What is Rigoletto about? For Victor Hugo, who wrote the play on which Verdi based his opera, the real subject of the drama was the curse placed upon the hunchbacked jester by the father whose sexual humiliation he had publicly mocked. Verdi’s opera has Shakespearean grandeur, and echoes of Lear and Cordelia resonate throughout.
For Christopher Alden, whose take on Rigoletto has now reached the Coliseum after mixed reviews in Chicago and Toronto, it’s about social inequality and the subjugation of women. He sees the jester as ‘a genius of denial’ who thinks he can keep his private life pure from the corruption of his public activities: hardly an original insight.
But his staging is original. Wanting to avoid the ‘cosiness’ of naturalism, he and designer Michael Levine have placed the entire drama in an opulent Second Empire gentlemen’s club, with chorus and principals remaining onstage throughout.
Alden believed this would allow the power-struggles to come clearer, but the net effect is to muddy the story - a problem compounded by the fact that the action flips constantly between realism and symbolic meta-reality.
There are some impressive coups de theatre – as when the Duke’s gang invade Rigoletto’s house like a black-clad Neapolitan funeral cortege – but also some tiresome ones, as when the defiant Monterrone is hanged from the club’s ornate ceiling, and when the entire cast erupts in a sex orgy as Gilda is murdered.

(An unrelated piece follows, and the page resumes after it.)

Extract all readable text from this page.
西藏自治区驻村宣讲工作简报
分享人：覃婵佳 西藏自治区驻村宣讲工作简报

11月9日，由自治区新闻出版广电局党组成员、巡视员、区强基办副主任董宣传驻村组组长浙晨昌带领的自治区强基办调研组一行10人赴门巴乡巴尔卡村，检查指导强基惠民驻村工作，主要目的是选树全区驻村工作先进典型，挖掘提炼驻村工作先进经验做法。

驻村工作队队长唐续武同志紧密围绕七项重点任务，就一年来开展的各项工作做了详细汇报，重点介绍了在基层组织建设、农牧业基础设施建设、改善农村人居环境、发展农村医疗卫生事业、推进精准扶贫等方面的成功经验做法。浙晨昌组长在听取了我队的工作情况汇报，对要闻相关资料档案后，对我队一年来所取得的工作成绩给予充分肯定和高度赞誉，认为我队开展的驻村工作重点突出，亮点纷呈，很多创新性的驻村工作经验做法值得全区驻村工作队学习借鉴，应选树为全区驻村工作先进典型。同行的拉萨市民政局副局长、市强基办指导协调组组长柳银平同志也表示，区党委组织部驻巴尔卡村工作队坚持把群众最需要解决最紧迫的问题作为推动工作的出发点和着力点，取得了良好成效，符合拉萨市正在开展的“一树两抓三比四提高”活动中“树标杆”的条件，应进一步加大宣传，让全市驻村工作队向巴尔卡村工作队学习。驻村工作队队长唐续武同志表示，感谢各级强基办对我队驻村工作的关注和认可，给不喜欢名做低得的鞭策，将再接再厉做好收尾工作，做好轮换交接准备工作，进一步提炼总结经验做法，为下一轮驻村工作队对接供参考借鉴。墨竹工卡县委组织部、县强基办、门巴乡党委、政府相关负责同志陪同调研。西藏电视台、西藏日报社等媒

Moreover, the psychological truth of the drama is repeatedly undermined by the direction. When the Duke sings of his devotion to Gilda, the music absolutely demands that we believe he is sincere – yet Alden has just shown him seducing Gilda’s confidante Giovanna; this negates the music’s message, and unhelpfully reduces Giovanna to just one more piece of corruption.
Much of the movement-direction doesn’t ring true. Most seriously, Alden’s aversion to cosy old naturalism fatally spikes what should be the story’s most heart-rending moments – Rigoletto’s realization that he has been duped into assisting his daughter’s kidnap; his and Gilda’s agonised eavesdropping on the Duke’s seduction of Maddalena; and the final bloody revelation (here, Gilda’s immaculate ghost walks serenely away into the distance).
What saves the evening is exceptionally fine singing from Barry Banks as the Duke, Peter Rose as Sparafucile, and Justina Gringyte as Maddalena. If Anna Christy’s sound as Gilda is short on beauty, Quinn Kelsey’s performance in the title role is both superbly sung and poignant beyond words: that alone, plus Graeme Jenkins’ coruscating direction in the pit, would justify a ticket.
However, behind this show lurks the indelible memory of the Jonathan Miller production which it has supplanted. Miller updated the story to New York’s Little Italy in the 1950s with such success that his production, revived for thirty years, became one of ENO’s bankers (Miller’s Mikado being the other). And given the cost of new productions, revivability is now a big issue.
Alden’s Rigoletto may be technically easy to revive, but it’s hard to imagine audiences clamouring for its return. ENO’s itch for newness may come at a price.